Over the next decade, Thompson worked to help UNC-Chapel Hill meet desegregation guidelines set by the federal government.

To speed integration, scholarships were offered to African-Americans to attend historically white campuses, while incentives were created to encourage white students to attend historically black campuses.

“We also put more funds in to enhance the quality of the programs at the historically Black institutions. It was a long, drawn-out process,” he said.

As an extreme tactic to end segregation, the government considered closing all five historically black institutions in the UNC system. Thompson took part in numerous meetings on the topic and was pleased when the idea was rejected.

“I was thankful for that decision, because closing them would have reduced the access and opportunity of many young African-American students,” he said.

Thompson earned a Ph.D. in educational administration from Duke University in 1977. Three years later, he was named Interim Chancellor at North Carolina A&T State University, serving for a year.

In 1985, he was inaugurated as Chancellor of Winston-Salem State University. Under his leadership, the university improved its academic environment by recruiting quality faculty, raising admission requirements, enhancing the general studies program, and working to surpass accreditation standards. He stepped down in 1995 and accepted the post of Assistant to the Chancellor at NC State University. He retired in 1998 from the state of North Carolina.

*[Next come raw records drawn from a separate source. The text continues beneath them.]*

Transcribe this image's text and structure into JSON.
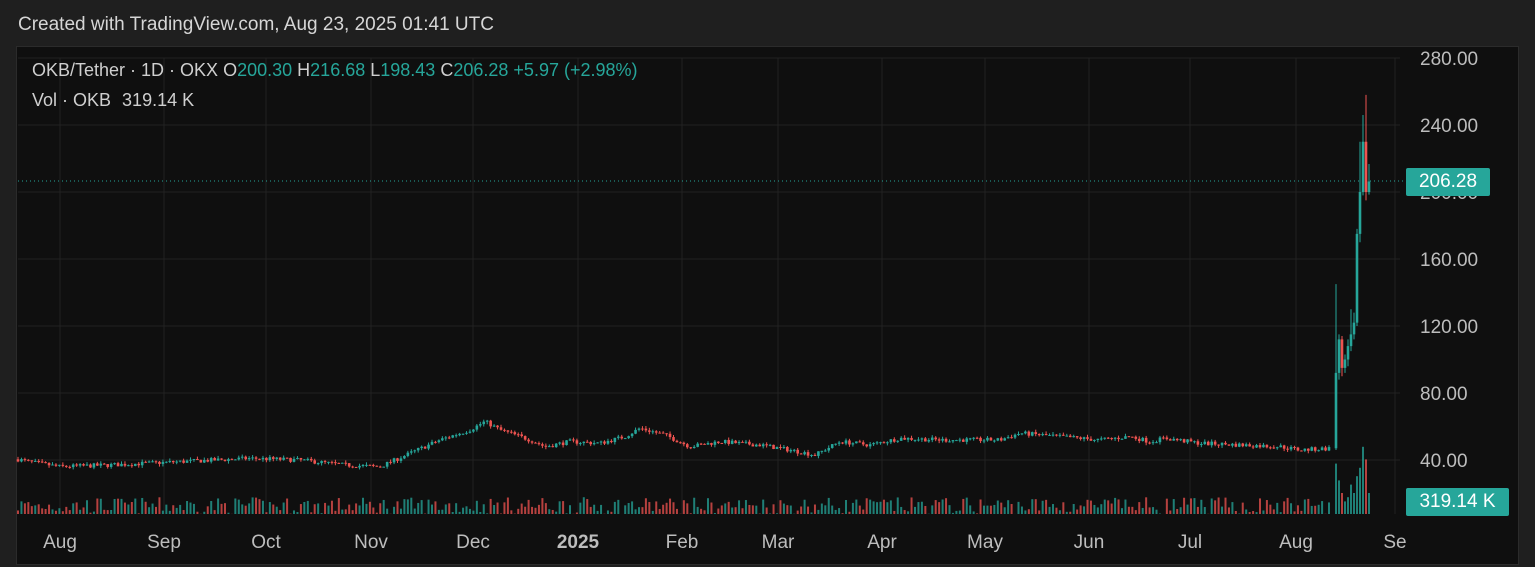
{
  "header": {
    "created_with": "Created with TradingView.com, Aug 23, 2025 01:41 UTC"
  },
  "legend": {
    "symbol": "OKB/Tether · 1D · OKX",
    "open_label": "O",
    "open": "200.30",
    "high_label": "H",
    "high": "216.68",
    "low_label": "L",
    "low": "198.43",
    "close_label": "C",
    "close": "206.28",
    "change": "+5.97 (+2.98%)",
    "vol_label": "Vol · OKB",
    "vol_value": "319.14 K"
  },
  "price_tag": "206.28",
  "volume_tag": "319.14 K",
  "colors": {
    "up": "#26a69a",
    "down": "#ef5350",
    "grid": "#222222",
    "text": "#bdbdbd"
  },
  "chart_data": {
    "type": "candlestick",
    "y_axis": {
      "ticks": [
        "280.00",
        "240.00",
        "200.00",
        "160.00",
        "120.00",
        "80.00",
        "40.00"
      ],
      "ylim": [
        0,
        280
      ],
      "position": "right"
    },
    "x_axis": {
      "ticks": [
        "Aug",
        "Sep",
        "Oct",
        "Nov",
        "Dec",
        "2025",
        "Feb",
        "Mar",
        "Apr",
        "May",
        "Jun",
        "Jul",
        "Aug",
        "Se"
      ]
    },
    "last_close": 206.28,
    "series": [
      {
        "name": "OKB/Tether",
        "x": [
          "2024-08",
          "2024-09",
          "2024-10",
          "2024-11",
          "2024-12",
          "2025-01",
          "2025-02",
          "2025-03",
          "2025-04",
          "2025-05",
          "2025-06",
          "2025-07",
          "2025-08",
          "2025-08-23"
        ],
        "close": [
          40,
          36,
          38,
          44,
          60,
          48,
          52,
          44,
          50,
          52,
          50,
          48,
          46,
          206.28
        ]
      }
    ]
  }
}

Thompson has received numerous honors for his commitment to higher education in North Carolina. In 1989, his alma mater, NCCU, awarded him an Honorary Doctor of Humane Letters. Winston-Salem State opened the Cleon F. Thompson Student Services Center in 1996 and later established an endowed chair in his honor in the School of Nursing. In 2005, the UNC Board of Governors presented him the University Award, which recognizes illustrious service to higher education and is the highest distinction of this nature that the University bestows. In 2006, Gov. Michael Easley awarded him the Order of the Long Leaf Pine.

While proud of what has been accomplished in creating equal opportunities for all, Thompson believes more remains to be done.

“The most disheartening from what I hear these days is that we aren’t making the same kind of progress we did 10 years ago in that regard,” he said. “It seems as though we have stalled and in some cases, gone backwards.”

Yet he remains optimistic for the future.

“In higher education, the reward comes five, ten or even fifteen years after you’ve moved on,” he said. “You can’t measure your impact immediately. But your impact will hopefully come over time.”